Sweetgrass Golf Course named National Golf Course of the Year
When people think of great golf courses across the country, they immediately think of the California coast, the desert of Arizona and Las Vegas, or the plethora of layouts in Florida.
But Michigan’s Upper Peninsula? Not really.
So far, that is.
Selection is based on quality of the golf course, quality of owners and management, contributions to the local community and significant contributions to the game of golf.
“When we received the Michigan Golf Course of the Year award in October, we were very excited,” said Tony Mancilla, General Manager of Island Resort & Casino. “Michigan has a lot of great courses, so just winning our state was huge. Now winning the national award and recognition is the icing on the cake.
Sweetgrass is a par 72 layout with five sets of tees, ranging from 7,273 yards from the tips to just 5,075 yards from the front tees, making it playable for all skill levels.
Greens fees vary by season, with summer rates at $85 and much lower spring and fall rates. Like all courses in the area, Sweetgrass is closed in the winter.
The resort is located in Harris, approximately 21 km west of Ecanaba. Opened by the Indian community of Hannahville in 1981 as a bingo hall, it has grown over the years and now includes two golf courses.
Sweetgrass is the crown jewel, opened in 2008 and annually hosting the Championship Island Resort on the Visit Epson — the LPGA development circuit.
Its signature hole is the 15, a par 3, which features an island green.
But Sweetgrass officials know that this latest honor isn’t just about golf.
“I’ve been talking to owners of other courses recently about how big a deal this is because it’s not just about having a great golf course,” Mancilla said. “You need to do more things for the game and help promote golf, and we’re doing that on different levels.”

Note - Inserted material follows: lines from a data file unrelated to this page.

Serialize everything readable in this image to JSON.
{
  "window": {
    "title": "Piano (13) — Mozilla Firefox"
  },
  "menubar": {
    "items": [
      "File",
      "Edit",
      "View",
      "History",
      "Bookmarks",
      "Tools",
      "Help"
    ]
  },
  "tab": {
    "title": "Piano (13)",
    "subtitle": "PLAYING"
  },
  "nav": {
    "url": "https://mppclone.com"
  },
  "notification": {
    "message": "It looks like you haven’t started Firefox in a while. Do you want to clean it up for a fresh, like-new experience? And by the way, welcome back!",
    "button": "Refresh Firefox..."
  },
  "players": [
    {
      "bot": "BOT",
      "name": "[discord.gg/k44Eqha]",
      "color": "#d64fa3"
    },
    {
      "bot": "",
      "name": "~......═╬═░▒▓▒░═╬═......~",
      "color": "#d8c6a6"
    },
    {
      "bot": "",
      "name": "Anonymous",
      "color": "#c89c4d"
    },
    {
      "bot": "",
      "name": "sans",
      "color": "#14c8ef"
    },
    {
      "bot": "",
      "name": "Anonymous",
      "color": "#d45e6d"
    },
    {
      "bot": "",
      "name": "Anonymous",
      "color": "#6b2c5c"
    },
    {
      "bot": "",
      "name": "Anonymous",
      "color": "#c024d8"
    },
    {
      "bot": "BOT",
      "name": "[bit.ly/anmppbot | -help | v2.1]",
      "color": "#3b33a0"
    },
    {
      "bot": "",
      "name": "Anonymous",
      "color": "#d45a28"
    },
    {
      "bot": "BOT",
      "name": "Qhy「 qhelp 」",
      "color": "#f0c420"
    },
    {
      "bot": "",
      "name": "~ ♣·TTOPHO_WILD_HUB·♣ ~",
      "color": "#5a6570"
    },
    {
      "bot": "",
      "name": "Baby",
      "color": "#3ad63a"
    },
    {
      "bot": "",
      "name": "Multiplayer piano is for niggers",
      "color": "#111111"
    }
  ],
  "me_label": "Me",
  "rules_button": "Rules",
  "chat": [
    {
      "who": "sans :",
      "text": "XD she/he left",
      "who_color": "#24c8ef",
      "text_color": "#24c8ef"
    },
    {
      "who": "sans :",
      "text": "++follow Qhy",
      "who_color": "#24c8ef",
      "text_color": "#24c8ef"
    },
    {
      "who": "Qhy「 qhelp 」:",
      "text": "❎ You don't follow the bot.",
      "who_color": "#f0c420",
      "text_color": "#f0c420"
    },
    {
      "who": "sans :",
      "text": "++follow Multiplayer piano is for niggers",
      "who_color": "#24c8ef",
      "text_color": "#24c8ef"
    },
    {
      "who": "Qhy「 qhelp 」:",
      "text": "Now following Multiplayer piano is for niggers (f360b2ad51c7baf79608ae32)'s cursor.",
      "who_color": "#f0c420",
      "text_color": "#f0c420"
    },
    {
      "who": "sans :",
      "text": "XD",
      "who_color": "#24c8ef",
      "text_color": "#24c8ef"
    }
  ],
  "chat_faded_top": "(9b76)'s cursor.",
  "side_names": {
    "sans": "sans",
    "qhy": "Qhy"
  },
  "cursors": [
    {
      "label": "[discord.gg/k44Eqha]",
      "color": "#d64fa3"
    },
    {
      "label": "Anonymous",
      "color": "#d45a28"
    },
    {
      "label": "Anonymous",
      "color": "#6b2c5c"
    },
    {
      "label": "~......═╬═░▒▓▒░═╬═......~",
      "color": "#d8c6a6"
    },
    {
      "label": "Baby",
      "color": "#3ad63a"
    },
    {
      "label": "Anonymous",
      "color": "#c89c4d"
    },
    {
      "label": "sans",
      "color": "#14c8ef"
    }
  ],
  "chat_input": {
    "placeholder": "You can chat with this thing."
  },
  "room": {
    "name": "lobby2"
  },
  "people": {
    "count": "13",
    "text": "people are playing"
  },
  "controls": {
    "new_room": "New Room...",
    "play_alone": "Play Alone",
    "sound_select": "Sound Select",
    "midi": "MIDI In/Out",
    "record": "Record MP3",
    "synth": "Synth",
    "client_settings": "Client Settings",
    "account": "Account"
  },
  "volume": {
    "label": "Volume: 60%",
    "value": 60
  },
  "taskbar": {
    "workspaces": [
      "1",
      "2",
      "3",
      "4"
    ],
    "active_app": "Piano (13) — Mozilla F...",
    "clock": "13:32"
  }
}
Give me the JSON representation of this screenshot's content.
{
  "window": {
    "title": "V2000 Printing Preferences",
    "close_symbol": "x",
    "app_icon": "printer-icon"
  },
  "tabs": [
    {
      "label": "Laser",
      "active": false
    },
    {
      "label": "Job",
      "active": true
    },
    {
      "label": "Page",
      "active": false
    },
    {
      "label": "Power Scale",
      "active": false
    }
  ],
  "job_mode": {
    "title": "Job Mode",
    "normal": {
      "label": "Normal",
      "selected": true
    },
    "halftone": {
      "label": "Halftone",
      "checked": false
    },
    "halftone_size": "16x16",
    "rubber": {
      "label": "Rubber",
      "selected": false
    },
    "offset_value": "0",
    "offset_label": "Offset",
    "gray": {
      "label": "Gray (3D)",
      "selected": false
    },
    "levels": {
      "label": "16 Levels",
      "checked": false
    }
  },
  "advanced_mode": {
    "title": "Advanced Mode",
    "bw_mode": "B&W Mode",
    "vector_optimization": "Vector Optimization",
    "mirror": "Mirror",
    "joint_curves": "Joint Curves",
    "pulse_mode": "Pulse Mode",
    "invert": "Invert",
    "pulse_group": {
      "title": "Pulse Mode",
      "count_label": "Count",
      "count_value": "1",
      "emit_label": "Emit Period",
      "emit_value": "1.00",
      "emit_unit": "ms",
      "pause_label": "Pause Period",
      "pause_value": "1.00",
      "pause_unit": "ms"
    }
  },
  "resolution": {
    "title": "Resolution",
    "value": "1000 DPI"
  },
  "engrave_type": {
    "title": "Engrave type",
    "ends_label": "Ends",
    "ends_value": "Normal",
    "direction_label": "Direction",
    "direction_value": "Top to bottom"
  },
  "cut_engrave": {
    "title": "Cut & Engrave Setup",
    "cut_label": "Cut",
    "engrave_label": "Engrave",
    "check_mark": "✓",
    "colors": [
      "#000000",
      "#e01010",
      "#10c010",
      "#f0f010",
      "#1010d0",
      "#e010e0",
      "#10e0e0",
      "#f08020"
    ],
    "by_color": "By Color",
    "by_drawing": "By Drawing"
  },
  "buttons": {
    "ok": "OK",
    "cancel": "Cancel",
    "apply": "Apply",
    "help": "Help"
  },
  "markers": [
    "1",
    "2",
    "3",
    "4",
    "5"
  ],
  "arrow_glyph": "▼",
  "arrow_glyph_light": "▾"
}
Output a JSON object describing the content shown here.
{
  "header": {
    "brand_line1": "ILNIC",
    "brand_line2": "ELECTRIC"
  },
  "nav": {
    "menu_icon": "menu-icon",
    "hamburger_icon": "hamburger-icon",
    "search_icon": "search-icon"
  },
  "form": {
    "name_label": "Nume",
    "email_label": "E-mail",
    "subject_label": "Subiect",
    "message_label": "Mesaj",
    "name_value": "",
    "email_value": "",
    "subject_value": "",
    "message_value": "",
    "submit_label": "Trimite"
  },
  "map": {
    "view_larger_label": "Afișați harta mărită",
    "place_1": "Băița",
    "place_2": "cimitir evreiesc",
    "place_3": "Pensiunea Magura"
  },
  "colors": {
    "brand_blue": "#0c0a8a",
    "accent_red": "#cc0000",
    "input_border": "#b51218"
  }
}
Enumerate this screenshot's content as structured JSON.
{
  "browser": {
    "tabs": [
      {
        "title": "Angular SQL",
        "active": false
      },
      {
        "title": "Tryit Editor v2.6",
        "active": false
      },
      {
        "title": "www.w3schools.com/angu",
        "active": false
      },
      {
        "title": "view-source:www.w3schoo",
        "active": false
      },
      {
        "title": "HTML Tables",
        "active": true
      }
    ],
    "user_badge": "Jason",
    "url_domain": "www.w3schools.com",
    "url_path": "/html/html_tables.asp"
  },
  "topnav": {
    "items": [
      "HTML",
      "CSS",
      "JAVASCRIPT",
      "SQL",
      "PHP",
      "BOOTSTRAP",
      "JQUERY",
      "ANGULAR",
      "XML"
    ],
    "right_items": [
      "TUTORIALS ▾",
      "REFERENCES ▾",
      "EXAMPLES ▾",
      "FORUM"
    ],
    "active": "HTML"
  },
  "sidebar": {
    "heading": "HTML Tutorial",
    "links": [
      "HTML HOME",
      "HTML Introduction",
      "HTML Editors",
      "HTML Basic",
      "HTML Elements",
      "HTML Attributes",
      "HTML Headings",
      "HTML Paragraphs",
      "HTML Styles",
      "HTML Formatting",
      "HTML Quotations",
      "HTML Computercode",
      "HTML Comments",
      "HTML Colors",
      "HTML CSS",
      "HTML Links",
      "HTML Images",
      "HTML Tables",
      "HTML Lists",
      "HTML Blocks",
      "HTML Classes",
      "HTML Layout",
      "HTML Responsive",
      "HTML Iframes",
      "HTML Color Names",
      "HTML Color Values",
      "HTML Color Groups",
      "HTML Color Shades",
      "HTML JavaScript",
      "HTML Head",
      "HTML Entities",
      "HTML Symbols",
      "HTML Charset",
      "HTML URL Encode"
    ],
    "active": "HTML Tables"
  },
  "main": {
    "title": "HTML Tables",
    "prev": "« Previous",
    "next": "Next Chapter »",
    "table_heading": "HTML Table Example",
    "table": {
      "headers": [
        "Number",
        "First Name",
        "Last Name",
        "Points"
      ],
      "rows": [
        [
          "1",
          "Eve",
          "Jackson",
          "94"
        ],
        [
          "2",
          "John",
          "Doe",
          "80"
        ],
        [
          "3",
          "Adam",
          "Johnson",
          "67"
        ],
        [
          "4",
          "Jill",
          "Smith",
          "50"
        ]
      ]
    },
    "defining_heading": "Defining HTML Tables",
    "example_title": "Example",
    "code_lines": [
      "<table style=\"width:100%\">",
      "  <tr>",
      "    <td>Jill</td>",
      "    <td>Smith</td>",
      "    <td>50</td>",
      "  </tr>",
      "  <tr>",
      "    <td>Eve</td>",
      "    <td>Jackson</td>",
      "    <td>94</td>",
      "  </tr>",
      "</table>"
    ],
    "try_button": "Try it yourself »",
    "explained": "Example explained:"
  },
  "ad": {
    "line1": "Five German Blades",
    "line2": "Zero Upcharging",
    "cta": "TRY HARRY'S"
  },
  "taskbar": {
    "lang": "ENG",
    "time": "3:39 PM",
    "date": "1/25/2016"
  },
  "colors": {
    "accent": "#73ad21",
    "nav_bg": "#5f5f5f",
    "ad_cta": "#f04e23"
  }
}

The Epson Tour event falls into this category, having been played every year since 2011 and raising around $100,000 each year for charity. The YMCA is the official charity of the event. Area nonprofits received more than $250,000 from tournament ticket sales.
“The event (Epson Tour) raises about $100,000 each year, or about a quarter of the YMCA’s total annual membership scholarship funding,” Mancilla said. “It gives underprivileged children from economically challenged families a chance to spend time at the YMCA.”
Morgane Metraux won the 2021 tournament in June, an effort that helped earn her promotion to the LPGA Tour this season.
Island Resort underwent a $30 million expansion, adding a second hotel tower with 138 rooms. In addition to golf, the resort offers spa suites, a water park, and fine dining on the top floor.